Little known open air ‘museum’ …
Discover the Balaclava Ruins tucked away in a beautiful private estate on the shores of Turtle Bay. Visit the fort and enjoy our Mauritian heritage perched over Riviere Citron on the North West coast.
Turtle Bay was a popular stop for ships on their voyage from Europe to the riches of the East. Old maps show the bay was first named ‘Ebony Bay’ by the Dutch. Ebony forests were plentiful in the area. Ebony wood is ideal for ship repairs.
During the 17th century the Dutch changed the name to ‘Turtle Bay’. The ebony trees had most probably been chopped. On the other hand there were many turtles frolicking in the bay …
The English also anchored their ships at Balaclava to stock up with food and other necessities for their long sea voyage.
View onto Turtle Bay
Let’s move forward to the 18th century. By then the French had settled in Mauritius. The first governor by the name of Mahe de Labourdonnais moved the administration from Mahebourg in the South to the North. The new capital was baptised Port Louis in honour of King Louis XV.
The iron from nearby Balaclava was used to build the new capital and her harbour.
It was also used to make weapons and gun powder during Mahe de Labourdonnais’ campaigns in India. An iron foundry, a naval arsenal and a gun powder factory completed the ‘fort’.
Cannon at Balaclava
In between all of this an English Admiral by the name of Boscawen sailed into Turtle Bay and attempted to take over Mauritius in the mid-eighties. No such luck …
Then the powder store exploded in 1774! Just as well the flour mill, saw mill and the building where the iron work was stored were spared.
Iron work building at Balaclava
In 1864, the estate was sold to a Mr Wiehe. He built a beautiful home called ‘Mon Desir’ and a school for the children of his workers. For a while the location became a popular holiday ‘rendezvous’ for wealthy Mauritians.

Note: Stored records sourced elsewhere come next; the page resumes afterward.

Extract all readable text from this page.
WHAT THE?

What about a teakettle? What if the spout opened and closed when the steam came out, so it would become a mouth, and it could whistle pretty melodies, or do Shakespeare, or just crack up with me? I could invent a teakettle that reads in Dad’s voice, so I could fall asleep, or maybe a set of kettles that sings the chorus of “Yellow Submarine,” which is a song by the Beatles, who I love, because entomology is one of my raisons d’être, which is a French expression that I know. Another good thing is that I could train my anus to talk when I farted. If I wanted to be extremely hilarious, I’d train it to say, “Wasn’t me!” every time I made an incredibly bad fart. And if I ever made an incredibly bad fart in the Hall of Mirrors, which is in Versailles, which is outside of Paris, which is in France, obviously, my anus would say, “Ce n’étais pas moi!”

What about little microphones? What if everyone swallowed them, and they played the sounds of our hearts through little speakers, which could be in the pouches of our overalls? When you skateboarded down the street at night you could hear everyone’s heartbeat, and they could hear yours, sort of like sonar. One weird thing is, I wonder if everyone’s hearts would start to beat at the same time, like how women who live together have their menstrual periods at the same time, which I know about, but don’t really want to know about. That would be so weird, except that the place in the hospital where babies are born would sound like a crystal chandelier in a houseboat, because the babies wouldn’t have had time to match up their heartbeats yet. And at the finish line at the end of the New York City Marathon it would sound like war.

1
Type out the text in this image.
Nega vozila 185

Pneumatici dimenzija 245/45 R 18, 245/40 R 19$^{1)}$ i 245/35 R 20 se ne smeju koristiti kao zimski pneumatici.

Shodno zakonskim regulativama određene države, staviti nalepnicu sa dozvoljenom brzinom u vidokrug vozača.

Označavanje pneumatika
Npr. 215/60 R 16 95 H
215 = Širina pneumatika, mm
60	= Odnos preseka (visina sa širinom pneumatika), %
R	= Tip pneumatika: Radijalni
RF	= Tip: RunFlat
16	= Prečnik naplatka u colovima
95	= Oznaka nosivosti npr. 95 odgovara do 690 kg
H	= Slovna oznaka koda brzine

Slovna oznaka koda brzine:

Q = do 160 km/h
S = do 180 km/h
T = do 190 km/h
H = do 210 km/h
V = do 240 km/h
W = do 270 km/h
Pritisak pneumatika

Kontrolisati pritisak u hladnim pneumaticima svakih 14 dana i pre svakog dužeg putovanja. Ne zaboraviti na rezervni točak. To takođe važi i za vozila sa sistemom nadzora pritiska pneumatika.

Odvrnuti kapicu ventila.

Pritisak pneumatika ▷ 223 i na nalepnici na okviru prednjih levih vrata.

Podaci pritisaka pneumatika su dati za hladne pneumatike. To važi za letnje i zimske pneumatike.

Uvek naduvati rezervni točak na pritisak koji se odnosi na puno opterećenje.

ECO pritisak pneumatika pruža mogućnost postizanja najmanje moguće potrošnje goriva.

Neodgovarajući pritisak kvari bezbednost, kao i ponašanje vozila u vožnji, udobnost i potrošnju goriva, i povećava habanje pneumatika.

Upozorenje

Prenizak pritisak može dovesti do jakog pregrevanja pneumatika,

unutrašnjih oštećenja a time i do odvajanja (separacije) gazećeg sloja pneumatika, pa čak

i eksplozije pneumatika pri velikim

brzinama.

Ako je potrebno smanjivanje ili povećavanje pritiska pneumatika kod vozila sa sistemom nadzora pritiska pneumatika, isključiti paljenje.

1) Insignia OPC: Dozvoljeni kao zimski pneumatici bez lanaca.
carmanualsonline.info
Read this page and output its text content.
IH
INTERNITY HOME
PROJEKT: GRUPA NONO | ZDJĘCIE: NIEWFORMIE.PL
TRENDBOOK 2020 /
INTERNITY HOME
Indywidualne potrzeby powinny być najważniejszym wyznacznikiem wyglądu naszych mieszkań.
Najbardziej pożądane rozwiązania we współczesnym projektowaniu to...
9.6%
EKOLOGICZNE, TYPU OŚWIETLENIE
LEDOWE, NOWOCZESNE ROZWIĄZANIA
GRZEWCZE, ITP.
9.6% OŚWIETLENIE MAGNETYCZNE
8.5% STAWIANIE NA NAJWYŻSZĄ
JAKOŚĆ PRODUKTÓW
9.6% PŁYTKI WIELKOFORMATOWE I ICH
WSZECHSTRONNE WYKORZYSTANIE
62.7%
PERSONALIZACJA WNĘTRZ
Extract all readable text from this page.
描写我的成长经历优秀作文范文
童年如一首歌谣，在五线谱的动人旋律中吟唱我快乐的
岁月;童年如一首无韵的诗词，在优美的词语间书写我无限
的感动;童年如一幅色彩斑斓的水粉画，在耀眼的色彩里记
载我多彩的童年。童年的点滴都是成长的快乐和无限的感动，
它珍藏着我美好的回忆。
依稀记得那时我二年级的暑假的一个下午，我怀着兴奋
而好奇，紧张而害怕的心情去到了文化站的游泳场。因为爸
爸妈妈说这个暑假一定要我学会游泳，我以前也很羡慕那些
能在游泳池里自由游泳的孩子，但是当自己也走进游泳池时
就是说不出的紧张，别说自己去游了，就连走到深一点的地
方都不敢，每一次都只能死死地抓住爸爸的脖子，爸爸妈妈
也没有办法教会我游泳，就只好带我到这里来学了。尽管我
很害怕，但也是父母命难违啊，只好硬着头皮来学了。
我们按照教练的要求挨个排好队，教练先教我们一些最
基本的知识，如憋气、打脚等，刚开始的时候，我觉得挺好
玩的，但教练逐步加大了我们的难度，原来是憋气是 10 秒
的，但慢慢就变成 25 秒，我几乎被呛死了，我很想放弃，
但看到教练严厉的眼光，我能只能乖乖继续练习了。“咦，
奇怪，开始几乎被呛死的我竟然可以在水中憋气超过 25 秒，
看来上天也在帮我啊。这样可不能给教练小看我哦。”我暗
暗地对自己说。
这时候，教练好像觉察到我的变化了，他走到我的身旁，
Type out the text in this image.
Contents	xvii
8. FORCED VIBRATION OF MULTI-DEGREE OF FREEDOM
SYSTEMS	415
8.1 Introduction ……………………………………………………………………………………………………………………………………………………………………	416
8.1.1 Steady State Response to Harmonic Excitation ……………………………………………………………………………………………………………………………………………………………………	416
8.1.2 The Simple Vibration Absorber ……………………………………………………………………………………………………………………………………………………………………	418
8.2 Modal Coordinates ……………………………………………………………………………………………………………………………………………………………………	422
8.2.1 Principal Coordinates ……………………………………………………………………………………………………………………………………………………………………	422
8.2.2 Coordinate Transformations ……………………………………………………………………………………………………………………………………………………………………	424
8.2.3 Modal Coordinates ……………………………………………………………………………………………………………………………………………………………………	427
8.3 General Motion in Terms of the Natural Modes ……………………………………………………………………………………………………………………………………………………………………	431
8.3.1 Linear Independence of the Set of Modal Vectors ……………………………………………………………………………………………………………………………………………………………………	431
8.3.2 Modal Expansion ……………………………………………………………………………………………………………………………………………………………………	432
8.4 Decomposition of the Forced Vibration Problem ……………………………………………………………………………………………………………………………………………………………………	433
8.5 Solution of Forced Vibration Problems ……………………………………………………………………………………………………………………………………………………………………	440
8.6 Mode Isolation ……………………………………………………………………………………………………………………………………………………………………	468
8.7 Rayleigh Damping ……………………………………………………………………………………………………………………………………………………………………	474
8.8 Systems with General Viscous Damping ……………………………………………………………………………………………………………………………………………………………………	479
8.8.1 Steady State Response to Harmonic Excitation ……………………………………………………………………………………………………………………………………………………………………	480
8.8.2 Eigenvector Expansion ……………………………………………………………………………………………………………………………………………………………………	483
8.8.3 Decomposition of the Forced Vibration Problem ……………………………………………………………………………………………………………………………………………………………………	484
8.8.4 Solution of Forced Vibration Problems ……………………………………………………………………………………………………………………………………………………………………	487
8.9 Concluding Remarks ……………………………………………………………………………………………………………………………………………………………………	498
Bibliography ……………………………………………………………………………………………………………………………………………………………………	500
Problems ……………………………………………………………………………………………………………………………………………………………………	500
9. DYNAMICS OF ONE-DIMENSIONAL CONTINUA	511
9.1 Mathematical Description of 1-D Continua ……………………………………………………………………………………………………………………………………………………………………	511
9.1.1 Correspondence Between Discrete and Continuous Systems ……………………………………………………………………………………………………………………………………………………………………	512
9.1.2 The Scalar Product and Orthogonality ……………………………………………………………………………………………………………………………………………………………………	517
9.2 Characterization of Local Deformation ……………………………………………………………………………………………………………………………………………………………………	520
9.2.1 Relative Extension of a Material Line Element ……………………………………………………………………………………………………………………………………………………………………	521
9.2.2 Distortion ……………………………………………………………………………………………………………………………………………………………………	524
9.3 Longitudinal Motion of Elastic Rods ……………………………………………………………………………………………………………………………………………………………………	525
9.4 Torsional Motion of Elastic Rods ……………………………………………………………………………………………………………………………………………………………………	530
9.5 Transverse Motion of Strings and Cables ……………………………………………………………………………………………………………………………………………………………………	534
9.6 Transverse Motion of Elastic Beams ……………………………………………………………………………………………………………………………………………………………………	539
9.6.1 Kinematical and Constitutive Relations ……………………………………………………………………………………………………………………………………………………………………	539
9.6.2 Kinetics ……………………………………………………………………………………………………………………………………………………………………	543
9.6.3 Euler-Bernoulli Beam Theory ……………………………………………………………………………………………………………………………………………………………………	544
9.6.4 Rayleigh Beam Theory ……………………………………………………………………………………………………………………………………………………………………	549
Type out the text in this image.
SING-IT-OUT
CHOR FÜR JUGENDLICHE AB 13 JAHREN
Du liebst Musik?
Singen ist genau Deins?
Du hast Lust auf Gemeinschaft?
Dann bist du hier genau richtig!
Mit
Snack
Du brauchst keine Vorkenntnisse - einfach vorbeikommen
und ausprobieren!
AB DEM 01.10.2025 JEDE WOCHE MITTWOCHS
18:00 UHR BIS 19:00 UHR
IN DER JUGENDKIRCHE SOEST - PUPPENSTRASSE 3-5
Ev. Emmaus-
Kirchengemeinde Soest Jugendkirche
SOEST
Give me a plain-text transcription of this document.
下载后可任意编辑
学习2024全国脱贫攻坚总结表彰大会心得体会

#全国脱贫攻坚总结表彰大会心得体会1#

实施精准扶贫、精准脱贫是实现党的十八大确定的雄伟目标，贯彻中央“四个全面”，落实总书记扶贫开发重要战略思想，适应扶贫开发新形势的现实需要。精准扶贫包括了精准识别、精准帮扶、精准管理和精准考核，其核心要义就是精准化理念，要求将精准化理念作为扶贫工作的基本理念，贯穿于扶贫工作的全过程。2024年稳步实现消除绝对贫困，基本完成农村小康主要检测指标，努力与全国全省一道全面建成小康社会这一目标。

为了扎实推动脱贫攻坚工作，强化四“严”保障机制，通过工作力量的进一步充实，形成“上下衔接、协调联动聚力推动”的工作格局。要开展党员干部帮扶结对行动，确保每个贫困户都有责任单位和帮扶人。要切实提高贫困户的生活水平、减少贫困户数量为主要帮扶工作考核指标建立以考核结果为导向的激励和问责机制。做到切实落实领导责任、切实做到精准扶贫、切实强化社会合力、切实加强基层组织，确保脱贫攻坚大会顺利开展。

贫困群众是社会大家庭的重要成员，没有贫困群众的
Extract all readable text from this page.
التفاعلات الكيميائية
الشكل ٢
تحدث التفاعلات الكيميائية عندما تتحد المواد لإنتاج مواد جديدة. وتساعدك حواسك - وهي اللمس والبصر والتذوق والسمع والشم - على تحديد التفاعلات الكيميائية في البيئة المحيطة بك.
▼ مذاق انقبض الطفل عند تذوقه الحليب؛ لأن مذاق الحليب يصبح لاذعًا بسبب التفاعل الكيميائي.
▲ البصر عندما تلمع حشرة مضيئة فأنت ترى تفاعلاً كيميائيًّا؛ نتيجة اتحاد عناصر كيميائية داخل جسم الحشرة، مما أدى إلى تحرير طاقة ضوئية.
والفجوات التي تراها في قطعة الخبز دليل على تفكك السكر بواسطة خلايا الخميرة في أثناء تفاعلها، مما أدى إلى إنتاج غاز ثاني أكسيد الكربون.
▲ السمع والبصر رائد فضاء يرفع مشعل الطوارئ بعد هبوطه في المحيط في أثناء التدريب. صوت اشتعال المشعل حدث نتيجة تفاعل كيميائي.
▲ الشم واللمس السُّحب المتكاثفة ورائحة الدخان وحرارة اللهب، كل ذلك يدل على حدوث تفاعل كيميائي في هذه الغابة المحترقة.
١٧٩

Mr Wiehe also built a rum distillery which was quite modern at the time.
Distillery in the garden
The estate belongs to a German chain of hotels and a Mauritian family. The preservation of the heritage site is a priority of the owners.
A restaurant ‘Chateau Mon Desir’ was built where the original ‘Mon Desir’ home stood. The restaurant overlooks the ruins and Turtle Bay.
View from bottom garden onto Chateau Mon Desir
The 'open-air museum' is located on the grounds of the Maritime Hotel in a 35 hectare estate on our South west coast. It’s only a 10 minute drive from popular Grand Bay. Simply follow the coastal road down South.
View of the estate
The entrance to this historical site is free for visitors. You must phone the Maritime hotel for permission to visit the ruins. Tell them you are a tourist. That’s because the site is sometimes used for fashion and film shoots when the producers pay a fee.
Off our North West coastal road
c/o Maritime Hotel
Tel: (230) 204 1000
Close-up of a wall
Add this attraction on your list of things to see in Mauritius. You’ll be glad you did.